Stateless Nodes - HowTo - was Re: glusterfs-3.3.0qa34 released

[Date Prev][Date Next][Thread Prev][Thread Next][Date Index][Thread Index]

 



Hello,


  Well I can't believe that it's been more than a year since I started looking into a stateless cluster implementation for GlusterFS .. time flies eh.

  First - what do I mean by "stateless"?  I mean that;
    - the user configuration of the operating environment is maintained outside of the OS
    - the operating system is destroyed on reboot or power off, and all OS and application configuration is irrecoverably lost
    - on each boot we want to get back to the user preferred/configured operating environment through the most normal methods possible (preferably by running the same commands and JIT building of config files that were used to configure the system the first time; should be used every time).

  In this way, you could well argue that the OE state is maintained in a type of provisioning or orchestration tool, outside of the OS and application instances (or in my case in the Saturn configuration file that is the only persistent data maintained between running OE instances).

  Per the thread below, to get a stateless node (no clustering involved) we would remove the xattr values from each shared brick, on boot;
    removexattr(mount_point, "trusted.glusterfs.volume-id")
    removexattr(mount_point, "trusted.gfid")

  And then we would populate glusterd/glusterd.info with an externally stored UUID (to make it consistent across boots).  These three actions would allow the CLI "gluster volume create" commands to run unimpeded - thanks to Amar for that detail.

  Note1: that we've only been experimenting with DHT/Distribute, so I don't know if other Gluster xlator modules have pedantic needs in addition to the above.
  Note2: that my glusterd directory is in /etc (/etc/glusterd/glusterd.info), where-as the current location in the popular distro's is, I believe, /var/lib (/var/lib/glusterd/glusterd.info), so I will refer to the relative path in this message.


  But we have finally scaled out beyond the limits of our largest chassis (down to 1TB free) and need to cluster to add on more capacity via the next chassis.
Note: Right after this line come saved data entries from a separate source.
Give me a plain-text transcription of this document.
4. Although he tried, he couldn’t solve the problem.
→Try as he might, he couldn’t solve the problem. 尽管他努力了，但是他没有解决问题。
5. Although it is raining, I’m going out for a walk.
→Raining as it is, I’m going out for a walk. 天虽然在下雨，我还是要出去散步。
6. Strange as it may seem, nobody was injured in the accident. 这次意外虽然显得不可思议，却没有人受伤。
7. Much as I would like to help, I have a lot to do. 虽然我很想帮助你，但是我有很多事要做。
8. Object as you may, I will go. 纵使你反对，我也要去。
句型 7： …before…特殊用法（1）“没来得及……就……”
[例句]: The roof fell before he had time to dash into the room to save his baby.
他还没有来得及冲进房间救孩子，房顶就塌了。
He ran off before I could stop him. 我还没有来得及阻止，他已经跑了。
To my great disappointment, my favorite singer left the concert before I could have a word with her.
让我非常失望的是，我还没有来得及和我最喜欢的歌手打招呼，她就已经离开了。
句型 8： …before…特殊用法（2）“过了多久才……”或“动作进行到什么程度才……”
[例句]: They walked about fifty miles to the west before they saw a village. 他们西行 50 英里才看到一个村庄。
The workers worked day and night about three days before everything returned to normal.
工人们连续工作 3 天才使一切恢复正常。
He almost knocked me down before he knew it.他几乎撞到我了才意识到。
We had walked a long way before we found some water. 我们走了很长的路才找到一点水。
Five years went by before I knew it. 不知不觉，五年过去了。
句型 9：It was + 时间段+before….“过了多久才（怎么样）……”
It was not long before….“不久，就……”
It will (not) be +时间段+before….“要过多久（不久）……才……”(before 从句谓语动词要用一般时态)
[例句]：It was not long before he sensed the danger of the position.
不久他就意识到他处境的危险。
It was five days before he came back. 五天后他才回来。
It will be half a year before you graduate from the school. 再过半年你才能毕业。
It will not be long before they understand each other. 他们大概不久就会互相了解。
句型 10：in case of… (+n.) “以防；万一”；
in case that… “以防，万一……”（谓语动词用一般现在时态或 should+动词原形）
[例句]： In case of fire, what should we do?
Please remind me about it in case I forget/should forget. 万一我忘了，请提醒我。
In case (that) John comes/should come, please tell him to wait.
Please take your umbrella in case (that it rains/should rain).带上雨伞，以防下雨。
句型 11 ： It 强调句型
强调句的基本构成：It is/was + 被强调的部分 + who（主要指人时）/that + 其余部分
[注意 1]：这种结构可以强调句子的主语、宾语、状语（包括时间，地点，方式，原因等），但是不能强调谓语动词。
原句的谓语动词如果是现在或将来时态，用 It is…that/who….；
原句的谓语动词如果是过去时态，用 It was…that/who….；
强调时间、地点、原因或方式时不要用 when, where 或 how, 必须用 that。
Over the past three nights I've had a chance to experiment with GlusterFS 3.3.0 (I will be looking at 3.4.0 shortly) and create a "distribute" volume between two clustered nodes.  To get a stateless outcome we then need to be able to boot one node from scratch and have it re-join the cluster and volume from only the "gluster" CLI command/s.

  For what its worth, I couldn't find a way to do this.  The peer probing model doesn't seem to allow an old node to rejoin the cluster.

  So many thanks to Mike of FunWithLinux for this post and steering me in the right direction;
    http://funwithlinux.net/2013/02/glusterfs-tips-and-tricks-centos/

  The trick seems to be (in addition to the non-cluster configs, above) to manage the cluster membership outside of GlusterFS.  On boot, we automatically populate the relevant peer file
(glusterd/peers/{uuid}) with the UUID, state=3, and hostname/IP address; one file for each other node in the cluster (excluding the local node).  I.e.

    # cat /etc/glusterd/peers/ab2d5444-5a01-427a-a322-c16592676d29
      uuid=ab2d5444-5a01-427a-a322-c16592676d29
      state=3
      hostname1=192.168.179.102

  Note that if you're using IP addresses as your node handle (as opposed to host names) then you must retain the same IP address across boots for this to work, lest you make modifications to the existing/running cluster nodes that will require glusterd to be restarted.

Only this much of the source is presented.